My sister and I were going crazy. I didn't even want to think about anything mystical, especially after our grandmother said that according to Aunt Sasha we were possessed, and laughed (grandmother, though a believer, was adequate).

Finally, Aunt Sasha was released from the hospital. We bought her favorite halva and went to her house.

She said it was only thanks to the sedatives that she could talk to us now. We sat down to tea, and she said that when she came into the house that day, she saw Anya on the veranda. Only Anya didn't look like herself—her hair was tangled, wet, there were bruises under her eyes, and her skin was gray with some dark spots on her arms and legs. And this Anya put her index finger to her lips, apparently so that Aunt Sasha wouldn't scream. And when we ran in to Aunt's screams, this second Anya just disappeared into thin air.

Halva got in our throats. We quickly said goodbye and left. Anya took my hand and we went home.

After that, we didn't think about it until the end of the summer. And on August 28, Anya was beaten, raped, and pushed into a reed bush. When the evening fishermen found her, she was unconscious, covered in bruises, and her long hair was tangled and wet. I've been to the city before, but people described it that way.

I came to her for the autumn holidays.

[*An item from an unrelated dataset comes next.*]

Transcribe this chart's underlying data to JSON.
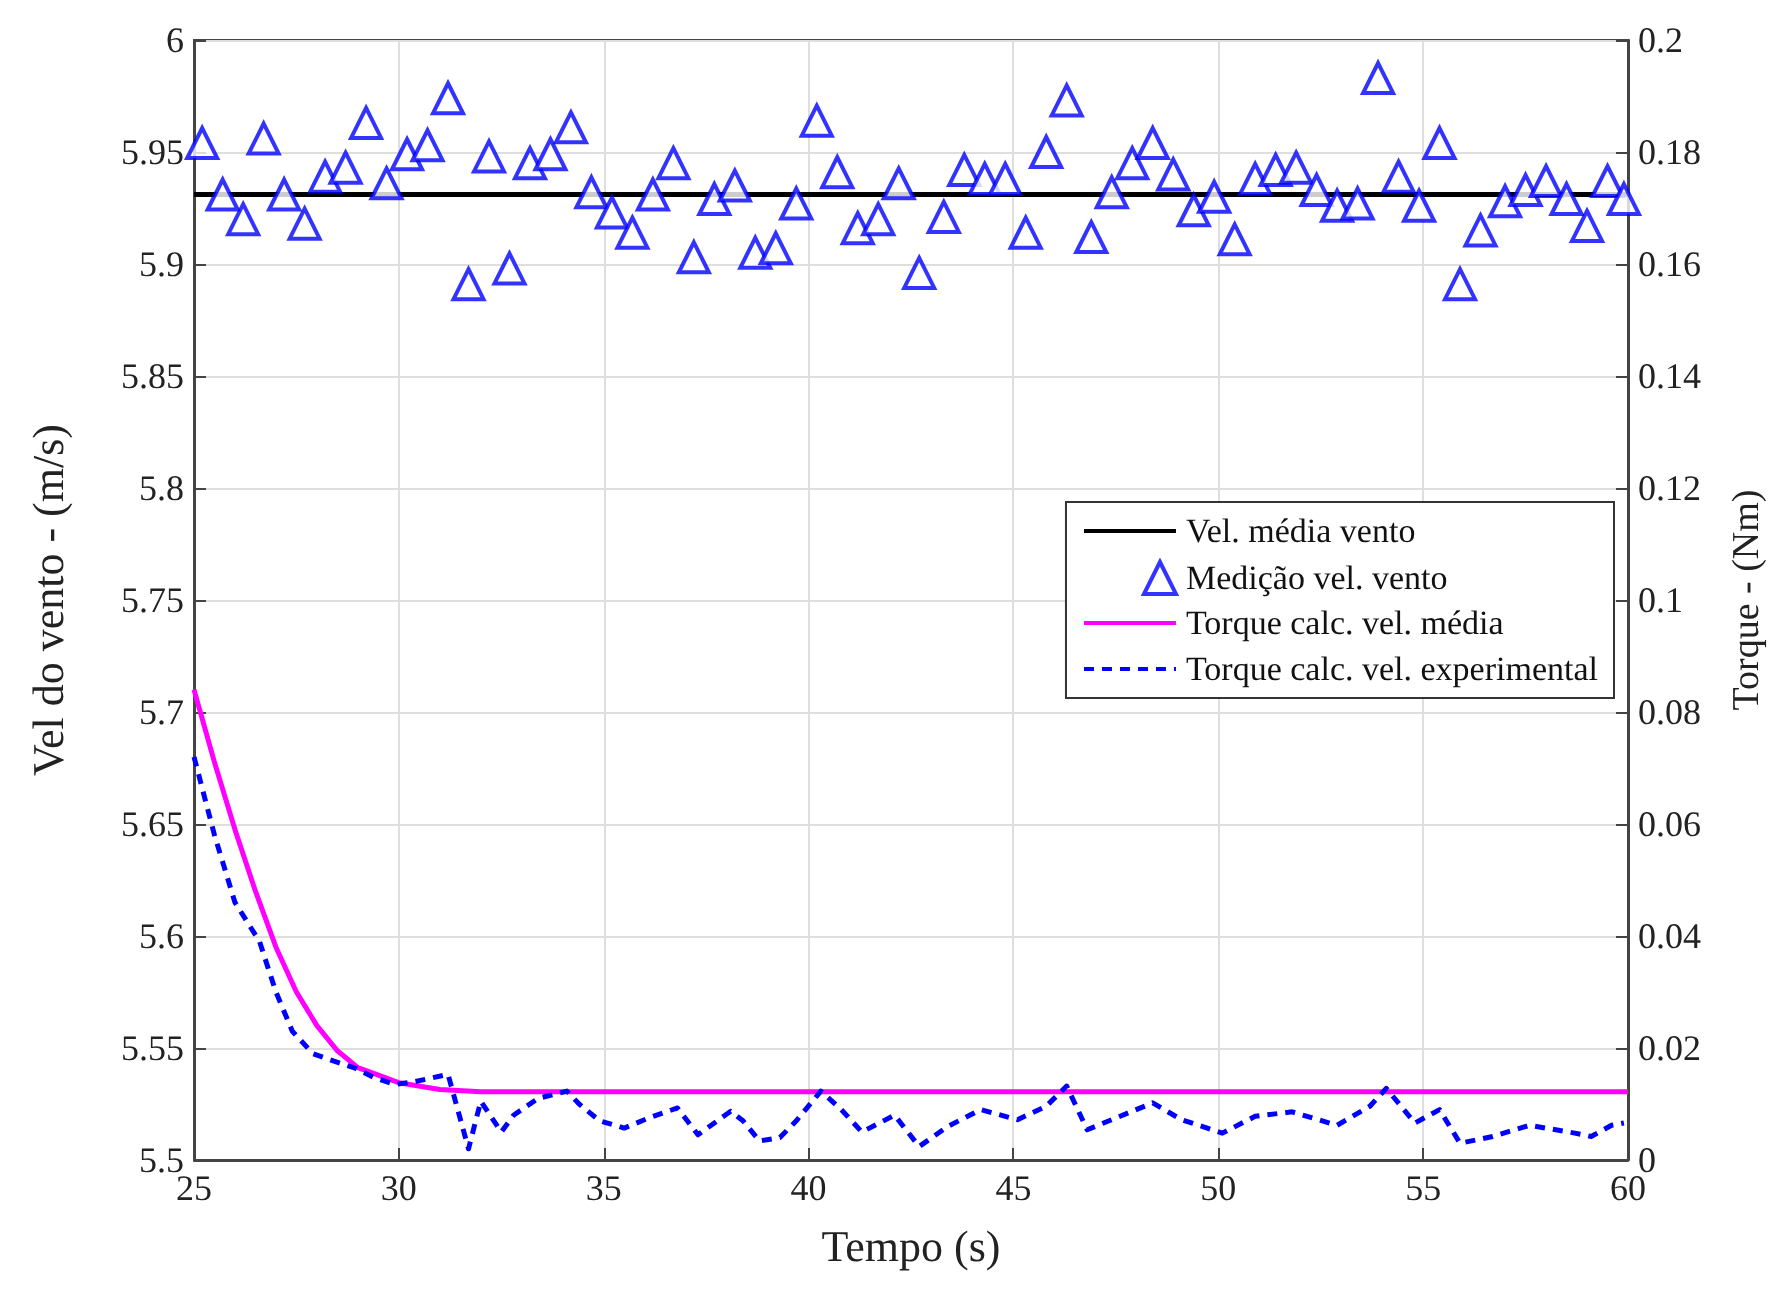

She did not go to the university, which she entered at the beginning of the summer, because after the incident she could not communicate with the guys for a long time. I just sat at home and watched TV.

We sat at the table with my parents, and then went to her room. And she told me something that makes my blood run cold almost 15 years later: the night she was in the hospital, she had a dream about how we were guessing cards, the colors of books, that she was drawing pictures for me, then we sawed a birch tree, and then she sees Aunt Sasha, coming into the house, remembers that this is the day, and instinctively puts her finger to her lips. And then she woke up.

Yes, I could refer to the fact that she had a dream because I had already told her all this, but there is one "but": Anya told me in great detail about that day, even knew that I had not guessed the book covers several times in a row, and which books they were.. She showed me the place where she had plucked that plantain leaf (under a currant bush, although it grows all over the yard). I didn't tell her such details.

Since then, nothing so strange has happened to me. It happened a couple of times that I heard an echo in my head and stopped abruptly — at the same second, a layer of snow fell from the roof right in front of me, or a gazelle drove along the oncoming lane, which appeared out of nowhere, but it could also be a coincidence.


And Anya is fine now. She already has two children, she is happily married and lives a completely normal life.